On 03/18/2021 04:30 PM, Paul Heinlein wrote:> On Thu, 18 Mar 2021, H wrote:
>
>> I have a challenge I am interested in getting feedback on.
>>
>> I will on a regular basis download a series of data files from the web
where the data is in XML-format. The format is known in advance but is different
between the various data files. I then plan to extract the various data items
("elements?") from each data file, do some light formatting and then
save desired parts of each original data file as a formatted CSV-file for later
importing into a database.
>>
>> As the plan is to use a bash shell script using curl to get the files,
I have begun looking at external XML parsers that I can call from my script,
perhaps specify which elements I want, get the data back in some kind of bash
data structure and finally format and save as CSV-files.
>>
>> There seems to be a number of XML parsers available but perhaps someone
on the list has a recommendation for which one might suit my needs best? I
should add that I am running CentOS 7.
>
> Will you be using an XSLT stylesheet to do the work? There's a somewhat
steep learning curve, but in my experience it's the most reliable method for
parsing XML except in the very simplest of cases.
>
> In that case, the libxslt stuff may be what you want:
>
> ? http://xmlsoft.org/libxslt/
>
> The command-line tool is xsltproc.
>
> Again, it's not easy to use, but once you've built a toolchain, it
will be reliable and fairly easy to modify if the source XML schema change.
>
I just checked and I cannot see that the organization publishing these data
files offer any XSLT stylesheet.
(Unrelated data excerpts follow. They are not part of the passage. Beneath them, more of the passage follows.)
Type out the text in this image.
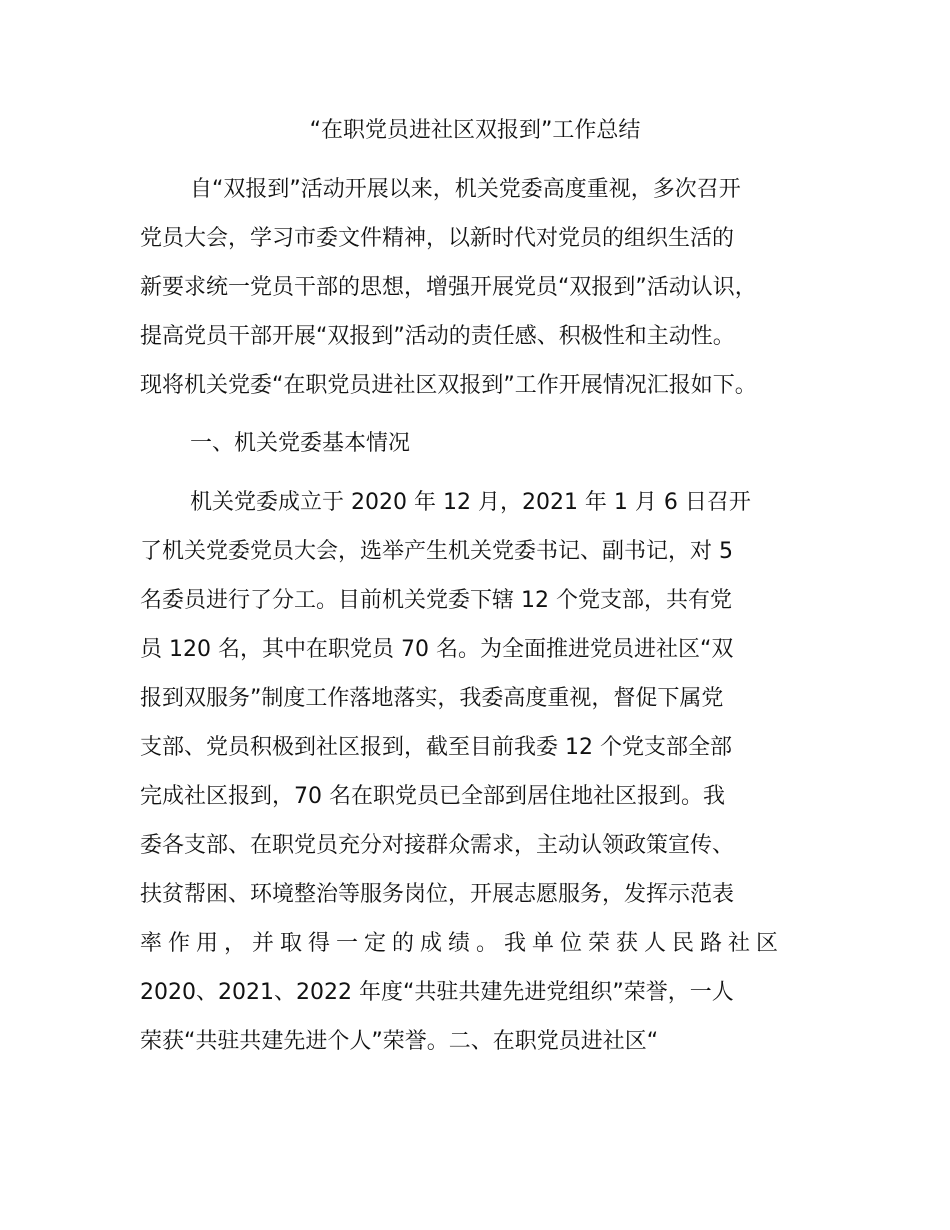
“在职党员进社区双报到”工作总结
自“双报到”活动开展以来，机关党委高度重视，多次召开
党员大会，学习市委文件精神，以新时代对党员的组织生活的
新要求统一党员干部的思想，增强开展党员“双报到”活动认识，
提高党员干部开展“双报到”活动的责任感、积极性和主动性。
现将机关党委“在职党员进社区双报到”工作开展情况汇报如下。
一、机关党委基本情况
机关党委成立于 2020 年 12 月，2021 年 1 月 6 日召开
了机关党委党员大会，选举产生机关党委书记、副书记，对 5
名委员进行了分工。目前机关党委下辖 12 个党支部，共有党
员 120 名，其中在职党员 70 名。为全面推进党员进社区“双
报到双服务”制度工作落地落实，我委高度重视，督促下属党
支部、党员积极到社区报到，截至目前我委 12 个党支部全部
完成社区报到，70 名在职党员已全部到居住地社区报到。我
委各支部、在职党员充分对接群众需求，主动认领政策宣传、
扶贫帮困、环境整治等服务岗位，开展志愿服务，发挥示范表
率作用，并取得一定的成绩。我单位荣获人民路社区
2020、2021、2022 年度“共驻共建先进党组织”荣誉，一人
荣获“共驻共建先进个人”荣誉。二、在职党员进社区“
IOW, I am, perhaps incorrectly, assuming that
the publisher of the data would be one with said stylesheet. (Although perhaps
that is something an end-user could put together as well??)
Although the data format of each data series is unique, it is simple and could
conceivably be parsed using grep but I am looking for a more
"forward-looking" solution for other applications in the future.
If XSLT stylesheets are not available - would you suggest another tool? Or,
would you suggest I design sheets, presumably one for for each data series?